These cookies aren’t what you think they are. First off, they aren’t coconut-y. People who hate/loathe/despise/detest coconut will still like these. There’s just a mild coconut taste in the background and the coconut texture is pretty much undetectable. Really. It just makes the cookie extra chewy, soft, and yum.
Another thing: even people who don’t like almonds can enjoy them because you can totally leave the nuts out. That’s what I did. Given that, I suppose I should have called these “Mounds” Cookies (you remember the song, right–”Almond Joy’s got nuts, Mounds don’t”), but that just sounded too lame for words.

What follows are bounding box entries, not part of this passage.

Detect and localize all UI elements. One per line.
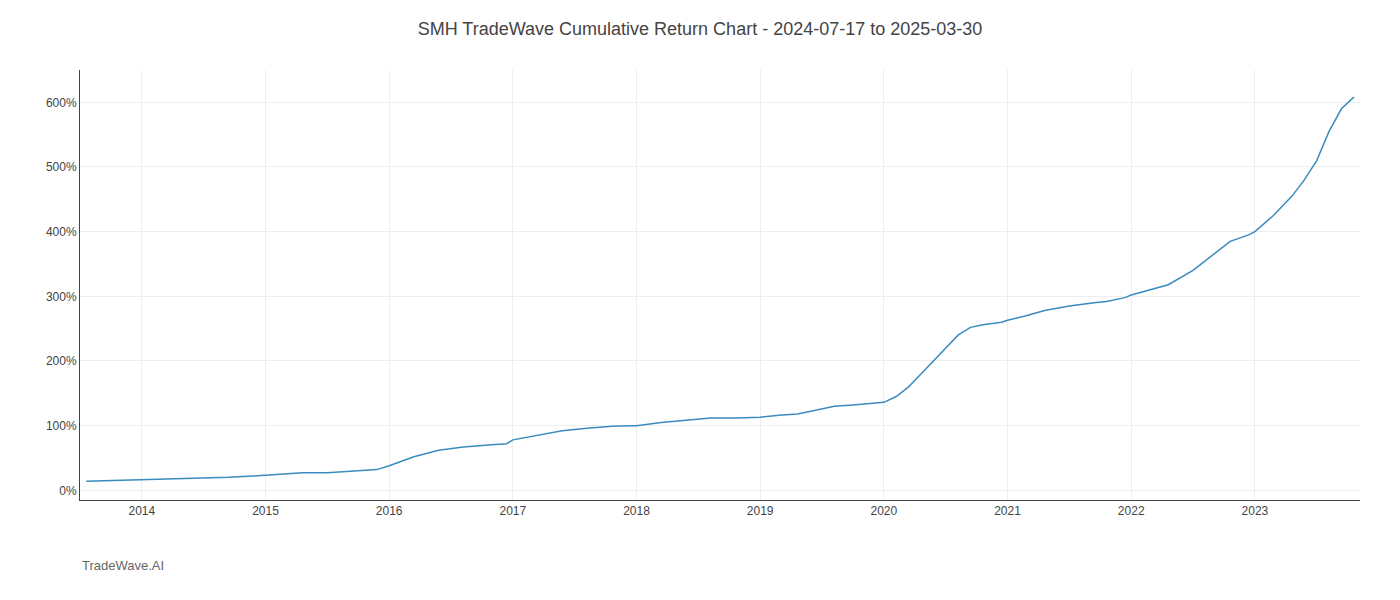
svg-text:2016: 2016 [376,504,403,518]
svg-text:600%: 600% [46,96,77,110]
svg-text:2017: 2017 [499,504,526,518]
svg-text:2014: 2014 [128,504,155,518]
svg-text:300%: 300% [46,290,77,304]
svg-text:2021: 2021 [994,504,1021,518]
svg-text:0%: 0% [59,484,77,498]
svg-text:100%: 100% [46,419,77,433]
svg-text:2018: 2018 [623,504,650,518]
svg-text:2015: 2015 [252,504,279,518]
svg-text:2023: 2023 [1242,504,1269,518]
svg-text:TradeWave.AI: TradeWave.AI [82,558,164,573]
svg-text:SMH TradeWave Cumulative Retur: SMH TradeWave Cumulative Return Chart - … [418,19,983,39]
svg-text:2020: 2020 [871,504,898,518]
svg-text:400%: 400% [46,225,77,239]
svg-text:200%: 200% [46,354,77,368]
svg-text:500%: 500% [46,160,77,174]
svg-text:2019: 2019 [747,504,774,518]
svg-text:2022: 2022 [1118,504,1145,518]
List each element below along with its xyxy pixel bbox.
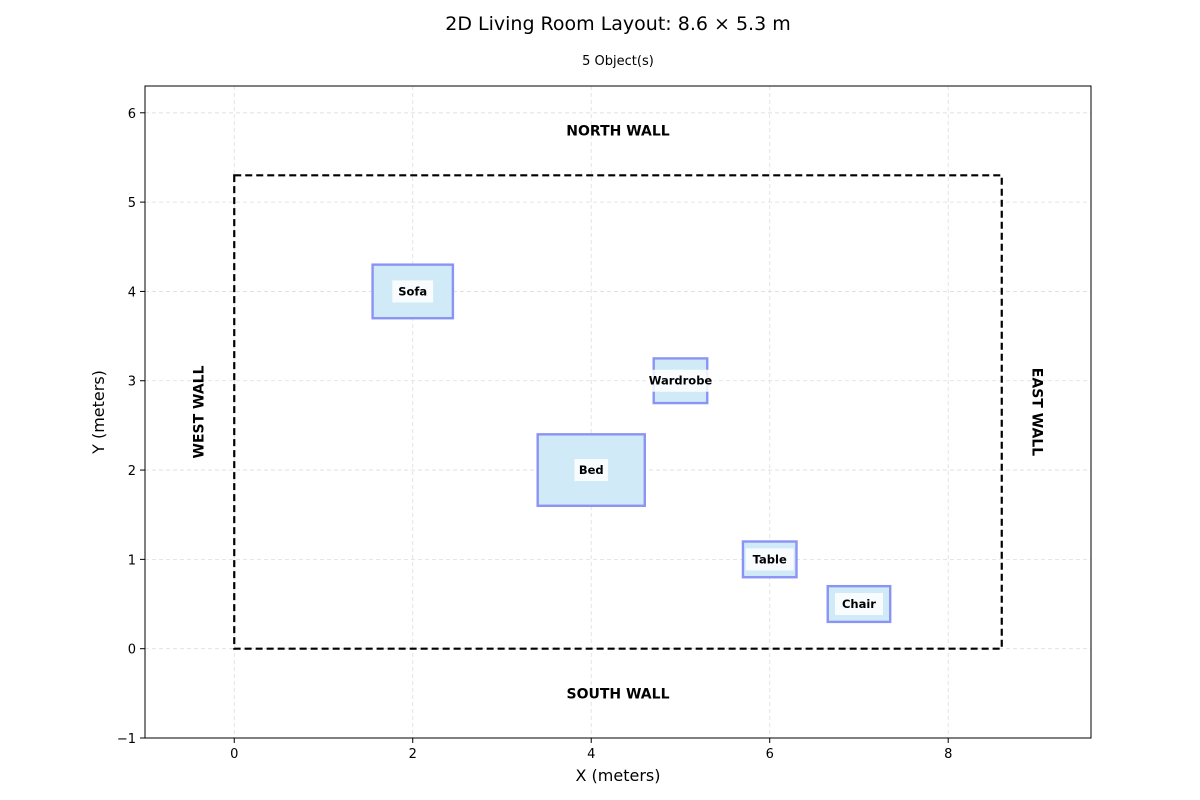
x-tick-label: 0 (230, 747, 238, 762)
object-label: Sofa (398, 284, 427, 298)
object-label-background (392, 280, 434, 303)
y-tick-label: 0 (128, 643, 136, 658)
object-label-background (645, 369, 716, 392)
chart-subtitle: 5 Object(s) (582, 54, 654, 69)
x-axis-label: X (meters) (576, 766, 661, 785)
object-label-background (745, 548, 794, 571)
object-sofa: Sofa (371, 263, 455, 320)
y-tick-label: 1 (128, 553, 136, 568)
object-wardrobe: Wardrobe (645, 357, 716, 405)
plot-frame (144, 85, 1092, 739)
object-chair: Chair (826, 584, 892, 624)
grid (145, 86, 1091, 739)
x-tick-label: 2 (409, 747, 417, 762)
chart-title: 2D Living Room Layout: 8.6 × 5.3 m (445, 13, 790, 35)
room-outline (233, 174, 1003, 650)
x-tick-label: 8 (944, 747, 952, 762)
axes: 0 2 4 6 8 −1 0 1 2 3 4 5 6 (117, 85, 1092, 762)
x-tick-label: 6 (766, 747, 774, 762)
y-tick-label: −1 (117, 732, 136, 747)
object-label: Chair (842, 597, 876, 611)
north-wall-label: NORTH WALL (566, 124, 669, 140)
wall-labels: NORTH WALL SOUTH WALL WEST WALL EAST WALL (192, 124, 1045, 703)
x-tick-label: 4 (587, 747, 595, 762)
object-label: Wardrobe (649, 374, 713, 388)
west-wall-label: WEST WALL (192, 365, 208, 458)
y-tick-label: 3 (128, 375, 136, 390)
object-label-background (574, 459, 609, 482)
y-tick-label: 4 (128, 285, 136, 300)
object-bed: Bed (536, 433, 646, 507)
object-label: Bed (579, 463, 604, 477)
object-rect (536, 433, 646, 507)
object-table: Table (741, 540, 798, 579)
object-label: Table (753, 552, 787, 566)
y-tick-label: 5 (128, 196, 136, 211)
y-tick-label: 6 (128, 107, 136, 122)
south-wall-label: SOUTH WALL (567, 686, 670, 702)
y-axis-label: Y (meters) (89, 370, 108, 455)
object-label-background (834, 593, 883, 616)
east-wall-label: EAST WALL (1028, 368, 1044, 456)
y-tick-label: 2 (128, 464, 136, 479)
room-outline-group (233, 174, 1003, 650)
objects-group: Sofa Wardrobe Bed Table Chair (371, 263, 892, 624)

Sounds more like something your dog might leave in the hallway. Yeah.
1 c Butter, softened
1 c Sugar
1 c Brown Sugar
1 tsp Vanilla Extract
1 3/4 c Flour
1/4 c Almond Meal (if you don’t have this, coconut flour might be a nice sub…or just use regular flour)
1/2 tsp Salt
1 tsp Baking Soda
1 c Oats
1 c Coconut, shredded and sweetened
1 c Miniature Chocolate Chips
3/4 c Slivered Almonds (optional)
Preheat oven to 350. Cream together the butter and sugars. Add eggs, one at a time, and vanilla extract. Stir just until incorporated. In a medium bowl, whisk together the flour, almond meal, salt and baking soda. Slowly add these combined dry ingredients to the butter mixture, mixing just until well-combined. Stir in the oats, coconut, chocolate chips, and almonds if that’s how you roll.
Drop the dough by rounded tablespoons onto parchment-lined cookie sheets. These are spreaders, so don’t get them too close. Bake about 12 minutes, until the edges begin to brown. Let them rest for a couple of minutes on the cookie sheets, then transfer them to wire racks to cool completely.